Cat planted her hands on her hips and held Kara’s gaze. “We don’t.”
“You know that’s a lie, Cat,” Kara said, shaking her head. “We meant something to each other even before, and what happened last night … it matters. I matter to you, and you don’t get to just brush me off like I don’t.”
Casting her eyes upward, Cat scoffed but Kara could see the way her throat worked around a thick swallow, the way her hands gripped her sides like she was holding on for dear life. “What is with this ridiculous millennial obsession with talking about your feelings?”
She said the word like it left a bad taste in her mouth, and despite the way Kara’s heart was pounding and her eyes were stinging, the expression tugged the corner of her mouth upward.

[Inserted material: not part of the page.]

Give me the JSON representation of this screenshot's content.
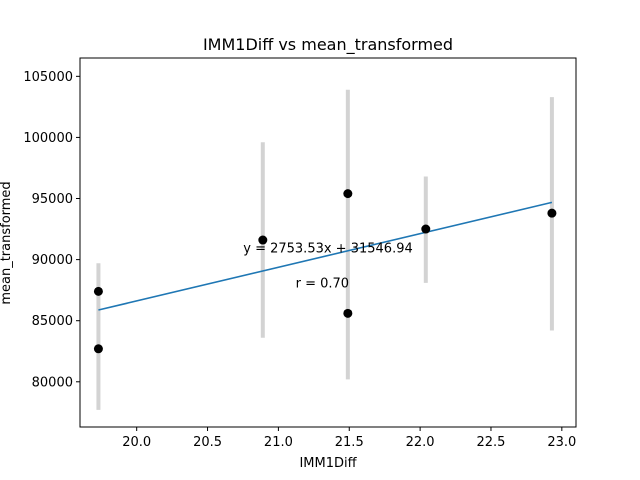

Stepping forward, Kara closed the distance between them. She hesitated, but when Cat didn’t show any sign of stepping back or stopping her, she timidly reached up and curled her fingers around the back of Cat’s neck. Her thumb traced along the line of Cat’s jaw, and Kara’s lips spread with a gentle smile when Cat closed her eyes at the touch.
“You realize this qualifies as stalking,” Cat huffed, leaning slightly into Kara’s touch.
An easy laugh slipped free as Kara leaned forward and pressed her forehead to Cat’s. “I prefer to think of it as checking in on someone I care about.”
Sighing, Cat reached up and rested her palm against the center of Kara’s chest, shoved her just slightly but not enough to actually push her away. “I don’t talk about feelings,” she said, and Kara nodded against her forehead.
“That’s okay. Just don’t pretend like you don’t have them.”
“You are insufferable.”
“Adequate,” Kara countered, the word from Cat’s earlier message still slightly stinging. She could feel the way Cat winced at having it tossed back at her. She didn’t apologize, though, nor did she defend herself. It simply wasn’t Cat’s way.
Instead, she opened her eyes, rolled them hard enough to hurt, and said, “I’m not stroking your ego, Kara.”
“Not yet.”
Cat raised an eyebrow and clucked her tongue. “Brazen.”
The word drew another easy laugh from Kara, and she pressed the sound to Cat’s lips, let it hum between them like the vibrant, nervous energy of a new beginning.
When they parted, Cat licked across her bottom lip and frowned. “You taste like sugar and grease.”
Kara flushed from cheeks to chest and adjusted her glasses. “I was a little nervous, and there was a 24-hour bakery on the corner.”
Cat’s amused smirk was worth the admission, and Kara had to look down at her feet to make sure she wasn’t actually floating as Cat pulled her in again.